Are Dietary Supplements Tested for Effectiveness? - An Expert's Perspective

The Food and Drug Administration (FDA) does not evaluate whether dietary supplements are effective before they are sold. Many people believe that taking large doses of certain vitamins can prevent or cure diseases, but there is no scientific evidence to back this up. In fact, taking too much of some vitamins or minerals can be dangerous and even harmful. For instance, the body cannot process large amounts of vitamin A.

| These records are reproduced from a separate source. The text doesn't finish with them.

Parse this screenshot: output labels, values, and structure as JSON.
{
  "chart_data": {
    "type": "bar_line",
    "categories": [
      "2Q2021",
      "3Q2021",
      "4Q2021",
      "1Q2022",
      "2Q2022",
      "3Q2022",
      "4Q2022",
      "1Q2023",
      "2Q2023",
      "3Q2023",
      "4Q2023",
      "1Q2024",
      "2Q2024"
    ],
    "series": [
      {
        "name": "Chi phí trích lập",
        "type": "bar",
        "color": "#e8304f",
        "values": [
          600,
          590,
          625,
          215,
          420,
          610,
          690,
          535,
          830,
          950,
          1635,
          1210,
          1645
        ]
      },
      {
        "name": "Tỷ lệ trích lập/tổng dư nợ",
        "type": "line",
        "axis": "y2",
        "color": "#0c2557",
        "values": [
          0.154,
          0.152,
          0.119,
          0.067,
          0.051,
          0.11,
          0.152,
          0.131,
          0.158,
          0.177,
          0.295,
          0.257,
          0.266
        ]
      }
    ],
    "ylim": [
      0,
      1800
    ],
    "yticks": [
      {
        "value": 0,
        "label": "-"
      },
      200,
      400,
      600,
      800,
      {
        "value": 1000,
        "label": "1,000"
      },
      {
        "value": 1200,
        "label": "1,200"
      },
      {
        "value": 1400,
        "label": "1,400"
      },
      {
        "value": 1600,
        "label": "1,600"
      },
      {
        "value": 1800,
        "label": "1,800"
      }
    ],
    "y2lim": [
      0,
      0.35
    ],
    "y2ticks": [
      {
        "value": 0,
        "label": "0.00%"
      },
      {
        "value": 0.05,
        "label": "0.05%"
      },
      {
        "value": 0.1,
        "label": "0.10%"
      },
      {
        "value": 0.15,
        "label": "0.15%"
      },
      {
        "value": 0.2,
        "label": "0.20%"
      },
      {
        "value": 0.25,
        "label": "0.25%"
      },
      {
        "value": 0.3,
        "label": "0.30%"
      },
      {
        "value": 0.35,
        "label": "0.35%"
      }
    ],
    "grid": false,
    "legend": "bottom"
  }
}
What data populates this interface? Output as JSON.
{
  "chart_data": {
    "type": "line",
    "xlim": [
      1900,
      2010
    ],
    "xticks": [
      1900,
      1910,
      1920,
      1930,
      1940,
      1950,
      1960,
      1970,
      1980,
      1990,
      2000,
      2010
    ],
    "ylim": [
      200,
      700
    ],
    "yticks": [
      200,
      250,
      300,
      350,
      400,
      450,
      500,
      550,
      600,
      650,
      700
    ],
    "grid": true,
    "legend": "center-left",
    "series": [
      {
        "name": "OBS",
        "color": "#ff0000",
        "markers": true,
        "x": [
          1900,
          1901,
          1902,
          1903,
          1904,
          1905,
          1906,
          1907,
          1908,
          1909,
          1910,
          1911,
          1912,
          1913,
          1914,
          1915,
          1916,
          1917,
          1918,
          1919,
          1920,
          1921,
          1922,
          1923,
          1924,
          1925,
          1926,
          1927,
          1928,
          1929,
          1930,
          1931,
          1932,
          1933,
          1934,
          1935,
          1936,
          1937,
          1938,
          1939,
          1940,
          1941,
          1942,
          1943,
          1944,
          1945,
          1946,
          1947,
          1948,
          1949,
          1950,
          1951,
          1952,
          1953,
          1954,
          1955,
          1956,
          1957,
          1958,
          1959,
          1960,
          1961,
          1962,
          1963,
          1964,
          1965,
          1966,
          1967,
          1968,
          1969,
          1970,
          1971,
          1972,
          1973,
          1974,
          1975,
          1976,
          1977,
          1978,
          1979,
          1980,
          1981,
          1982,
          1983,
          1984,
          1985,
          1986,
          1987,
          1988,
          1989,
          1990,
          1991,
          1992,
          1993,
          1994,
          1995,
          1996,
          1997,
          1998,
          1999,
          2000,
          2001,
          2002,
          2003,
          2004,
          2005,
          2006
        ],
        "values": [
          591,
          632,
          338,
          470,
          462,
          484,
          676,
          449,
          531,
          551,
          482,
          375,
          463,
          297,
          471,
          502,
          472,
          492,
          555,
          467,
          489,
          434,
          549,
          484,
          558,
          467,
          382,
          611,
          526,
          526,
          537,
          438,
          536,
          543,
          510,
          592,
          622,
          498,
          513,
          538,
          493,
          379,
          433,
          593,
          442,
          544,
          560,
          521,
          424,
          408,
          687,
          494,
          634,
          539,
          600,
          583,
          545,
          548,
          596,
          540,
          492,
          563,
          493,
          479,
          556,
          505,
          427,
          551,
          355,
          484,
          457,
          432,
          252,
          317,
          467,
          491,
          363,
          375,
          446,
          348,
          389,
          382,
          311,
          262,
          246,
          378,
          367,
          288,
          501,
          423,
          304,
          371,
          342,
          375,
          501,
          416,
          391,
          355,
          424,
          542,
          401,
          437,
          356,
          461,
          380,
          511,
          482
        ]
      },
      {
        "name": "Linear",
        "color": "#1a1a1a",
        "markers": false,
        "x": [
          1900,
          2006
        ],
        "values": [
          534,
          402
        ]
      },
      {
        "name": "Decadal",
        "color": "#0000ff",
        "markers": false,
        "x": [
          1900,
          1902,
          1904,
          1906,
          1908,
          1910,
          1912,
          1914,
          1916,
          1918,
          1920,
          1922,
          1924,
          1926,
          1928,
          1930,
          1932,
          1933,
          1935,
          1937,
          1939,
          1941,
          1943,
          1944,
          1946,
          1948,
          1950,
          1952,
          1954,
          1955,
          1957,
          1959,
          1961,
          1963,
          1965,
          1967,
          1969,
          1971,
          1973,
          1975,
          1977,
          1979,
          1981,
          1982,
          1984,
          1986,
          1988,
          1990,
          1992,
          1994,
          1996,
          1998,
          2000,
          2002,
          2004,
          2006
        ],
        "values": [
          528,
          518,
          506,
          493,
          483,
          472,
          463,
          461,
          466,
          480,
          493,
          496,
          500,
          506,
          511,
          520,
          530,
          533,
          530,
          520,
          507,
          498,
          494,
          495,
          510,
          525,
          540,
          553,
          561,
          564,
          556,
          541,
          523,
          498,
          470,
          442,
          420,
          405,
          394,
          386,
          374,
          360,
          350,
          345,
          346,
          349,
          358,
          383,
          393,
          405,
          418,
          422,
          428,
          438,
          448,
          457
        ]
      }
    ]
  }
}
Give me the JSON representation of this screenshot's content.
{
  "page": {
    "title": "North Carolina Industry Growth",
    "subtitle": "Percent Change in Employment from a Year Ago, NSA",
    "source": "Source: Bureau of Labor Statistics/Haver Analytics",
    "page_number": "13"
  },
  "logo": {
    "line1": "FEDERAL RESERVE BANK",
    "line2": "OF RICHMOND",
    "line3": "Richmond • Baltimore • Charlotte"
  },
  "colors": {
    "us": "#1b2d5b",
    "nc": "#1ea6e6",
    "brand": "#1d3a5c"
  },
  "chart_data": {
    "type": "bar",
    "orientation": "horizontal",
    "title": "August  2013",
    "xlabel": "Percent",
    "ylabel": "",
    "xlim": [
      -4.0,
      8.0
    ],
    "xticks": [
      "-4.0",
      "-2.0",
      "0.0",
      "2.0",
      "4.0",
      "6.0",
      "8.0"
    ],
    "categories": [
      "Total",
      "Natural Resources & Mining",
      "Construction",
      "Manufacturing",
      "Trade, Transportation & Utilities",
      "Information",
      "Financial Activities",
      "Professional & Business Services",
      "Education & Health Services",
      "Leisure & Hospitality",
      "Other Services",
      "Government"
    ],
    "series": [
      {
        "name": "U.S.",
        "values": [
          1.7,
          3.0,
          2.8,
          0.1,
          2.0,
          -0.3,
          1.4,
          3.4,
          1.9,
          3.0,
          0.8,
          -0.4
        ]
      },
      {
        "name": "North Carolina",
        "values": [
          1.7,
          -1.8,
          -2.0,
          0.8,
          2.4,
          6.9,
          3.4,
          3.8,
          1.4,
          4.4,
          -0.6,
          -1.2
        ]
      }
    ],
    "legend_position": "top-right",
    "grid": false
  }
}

If taken in excess, it can reach toxic levels, which can damage organs and interfere with certain medications. Multivitamins, vitamin D, echinacea and fish oil are some of the dietary supplements that are available in stores or online. Vitamin D is essential for absorbing calcium from the intestines, which is why it is so important for bone health. The scientists at research centers conduct laboratory studies on the safety, efficacy and mechanisms of action of botanical dietary supplements that have a high potential to benefit human health.

Botanical supplements (such as garlic, ginger, ginkgo biloba, echinacea, and others) are made from plant material, so many of them are labeled as “natural products.” The Federal Food, Drug and Cosmetic Act (FD&C Act) was amended in 1994 by the Dietary Supplement Health and Education Act (DSHEA), which defined the “dietary supplement” and established the authority of the FDA with respect to such products. Until better oversight is available, supplements will remain largely unregulated. In general, even if a product is labeled as a dietary supplement, a product intended to treat, prevent, cure, or alleviate the symptoms of a disease is a drug and is subject to all requirements applicable to medications. The public has a legitimate desire for good health, and the supplement industry has a strong desire for good sales.

The Dietary Supplement Health and Education Act restricts the FDA's ability to regulate products that are marketed as dietary supplements, even though most people buy them for health reasons. However, dietary supplements aren't totally safe and taking them can pose risks, especially for people being treated for cancer. The Food and Drug Administration needs to regulate them and how to ensure that you and your family use supplements safely. Most pharmaceutical companies and manufacturers of herbal supplements don't research potential drug interactions, so the risks of taking supplements with other medications are largely unknown.

Additionally, keep in mind that supplements should not replace the variety of foods that are important to a healthy diet. In some cases, when herbal supplements have been tried, they have been found to contain very little or none of the ingredients listed. Nevertheless, most people who have side effects, illnesses, or drug interactions from dietary supplements don't call the poison control center or supplement manufacturer.